La balada de Jolene Blackcountry no es un cómic que se pueda leer y ya. Es un cómic que se debe experimentar. Me explico.
La anterior obra de Victor Puchalski (Catarroja, Valencia 1986), Enter the Kann, relataba el viaje que emprendía el protagonista para derrotar a sus maestros en el arte del kung fu más burro. Para hacerlo, Puchalski no escatimaba en experimentos formales que convertían la lectura de la obra en una sorpresa constante.
Ya en la portada, el protagonista nos pegaba un puñetazo en toda la cara gracias a la espectacular ilustración lenticular. A ti, lector que sostenías la portada ante tus ojos, esa primera toña era para ti. En Jolene, Puchalski propone otra hostia al lector, pero esta vez muy distinta. El cómic viene impreso a dos tintas: la negra, que relata la historia principal, y otra fosforescente, que esconde en cada página dibujos ocultos que brillan en la oscuridad al exponer las páginas a una fuente de luz directa.

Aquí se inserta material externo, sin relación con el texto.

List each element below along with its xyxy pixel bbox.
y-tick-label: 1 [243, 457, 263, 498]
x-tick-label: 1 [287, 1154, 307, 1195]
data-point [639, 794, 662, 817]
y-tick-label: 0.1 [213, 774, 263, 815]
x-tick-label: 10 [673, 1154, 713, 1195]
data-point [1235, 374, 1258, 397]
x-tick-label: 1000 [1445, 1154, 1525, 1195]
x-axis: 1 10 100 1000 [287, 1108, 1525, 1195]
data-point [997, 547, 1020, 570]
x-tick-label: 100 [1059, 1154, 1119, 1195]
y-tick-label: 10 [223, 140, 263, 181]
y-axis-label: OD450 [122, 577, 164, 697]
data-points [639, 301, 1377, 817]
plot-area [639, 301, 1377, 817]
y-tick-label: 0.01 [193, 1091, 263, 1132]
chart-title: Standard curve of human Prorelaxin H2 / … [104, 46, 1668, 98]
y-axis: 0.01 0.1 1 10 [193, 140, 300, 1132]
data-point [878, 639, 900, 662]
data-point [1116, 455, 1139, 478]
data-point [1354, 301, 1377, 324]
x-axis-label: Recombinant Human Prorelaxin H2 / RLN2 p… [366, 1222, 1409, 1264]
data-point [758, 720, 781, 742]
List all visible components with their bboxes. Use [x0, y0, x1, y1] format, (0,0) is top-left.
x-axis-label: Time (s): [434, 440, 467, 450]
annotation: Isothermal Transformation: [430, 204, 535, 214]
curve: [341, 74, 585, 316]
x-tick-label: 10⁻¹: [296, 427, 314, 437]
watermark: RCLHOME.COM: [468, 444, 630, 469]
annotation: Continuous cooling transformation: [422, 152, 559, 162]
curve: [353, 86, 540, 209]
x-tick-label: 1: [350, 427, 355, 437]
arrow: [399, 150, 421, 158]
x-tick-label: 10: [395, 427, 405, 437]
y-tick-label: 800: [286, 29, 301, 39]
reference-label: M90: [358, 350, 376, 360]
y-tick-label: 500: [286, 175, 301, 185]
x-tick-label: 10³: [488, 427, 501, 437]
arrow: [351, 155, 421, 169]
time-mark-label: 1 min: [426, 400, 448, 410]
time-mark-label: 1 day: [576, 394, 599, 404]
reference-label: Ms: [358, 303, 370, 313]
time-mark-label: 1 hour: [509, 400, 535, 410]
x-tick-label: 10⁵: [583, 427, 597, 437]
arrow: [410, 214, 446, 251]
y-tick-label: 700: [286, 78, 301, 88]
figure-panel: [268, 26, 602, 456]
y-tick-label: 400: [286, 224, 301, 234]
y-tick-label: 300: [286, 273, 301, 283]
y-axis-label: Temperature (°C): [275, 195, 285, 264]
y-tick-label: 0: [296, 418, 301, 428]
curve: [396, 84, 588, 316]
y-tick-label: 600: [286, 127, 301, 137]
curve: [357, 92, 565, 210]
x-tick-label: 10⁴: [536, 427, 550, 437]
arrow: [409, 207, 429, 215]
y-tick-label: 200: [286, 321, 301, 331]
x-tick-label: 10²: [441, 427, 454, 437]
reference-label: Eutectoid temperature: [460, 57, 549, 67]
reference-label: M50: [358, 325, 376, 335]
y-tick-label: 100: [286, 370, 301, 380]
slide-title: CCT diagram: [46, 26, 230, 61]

La balada de Jolene Blackcountry ensalza el tebeo como objeto con el que establecer una relación

No es una sobrada, no es un recurso guay para adornar algunas páginas con efectos y a otra cosa. Es una decisión tomada totalmente al servicio de la historia, que se centra en el viaje místico que emprende Jolene a través de realidades paralelas y de su propia consciencia.
Ya tenemos las cartas sobre la mesa. Ahora, vamos a jugar. Porque el cómic nos invita a jugar con él, y a hacerlo como nos dé la gana. Puedes leerlo de un tirón y luego acercar cada doble página a alguna fuente de luz para cargar la tinta y admirar la parte fosforescente de la obra, la otra realidad oculta a simple vista. Puedes tocar la tinta y adivinar por dónde irán los tiros cuando apagues la luz. Puedes apagar la luz mientras lees, puedes incluso no hacerlo aunque en ese caso te perderás una gran experiencia. Depende de ti. Eres tú, lector, quien decidirá cómo afrontar la lectura de La Balada de Jolene Blackcountry, la relación que establecerás con la historia y con el propio cómic. Jolene ensalza el tebeo como objeto con el que establecer una relación a través no solo de lo que cuenta, sino de cómo lo cuenta. Forma y fondo.
En ese sentido, comparte intención con una obra tan distinta a esta a todos los niveles como Fabricando historias, de Chris Ware. En aquella obra, el autor encerraba dentro de una enorme caja distintos cómics impresos en todo tipo de formatos: desde posters a diarios, páginas desplegables, mini cómics o tiras de prensa que podían leerse en cualquier orden para ir construyendo (fabricando) la historia. Nosotros elegíamos cómo avanzaba según cómo decidiéramos abordarla. No había dos lecturas iguales.
Aquí es donde veo la similitud con la obra de Ware. En el concepto de la obra en sí, en su reivindicación como objeto. Como en Fabricando historias, no te puedes descargar Jolene a tu iPad. No hay archivo en pdf o cbr que pueda sustituir la experiencia de tenerlo entre las manos y jugar con él, descubrir la historia y todo lo que esconde como un niño que enciende y apaga la lámpara de la mesilla de noche para ver si hay monstruos bajo su cama. Ni siquiera es fácil incluir imágenes para esta reseña. Es difícil que puedas disfrutarlo bajo la luz mortecina de un vagón de metro rodeado de gente con las caras estampadas en sus teléfonos. No.
Debes buscar un momento para leerlo a oscuras pero a la vez con una fuente de luz cercana, debes tenerlo entre las manos, leerlo, apagar la luz, amorrarlo a la bombilla hasta que brille con toda la intensidad, disfrutar del olor de la tinta (porque huele, y mucho, y muy bien, al menos para los que aspiramos hondo cuando repostamos gasolina o abrimos un rotulador permanente). Jolene te pide que le dediques parte de tu tiempo, así que pon el móvil en silencio y disfruta del viaje.


Después de unos días, no puedo evitar volver al tebeo y seguir jugando con él. A releerlo, buscar significados al viaje de Jolene y emprender el mío a través de sus páginas. Y ON/OFF a la lámpara de la mesilla de noche, dale que te pego. Hacía tiempo que un cómic no me despertaba tantas y tan buenas sensaciones a través de una forma en apariencia tan sencilla.
La Balada de Jolene Blackcountry es como el lisérgico viaje final de 2001, una odisea del espacio: que me parta un rayo (fosforescente, claro) si lo entiendo a la primera, pero es un viaje que tendré el placer de emprender muchas, muchas más veces. Con todos los sentidos puestos en él.
Para acabar… sí, voy a hacerlo: diré que es un cómic que brilla con luz propia y me quedaré más ancho que largo con el juego de palabras. Que me detengan. ¡Yo soy la montaña!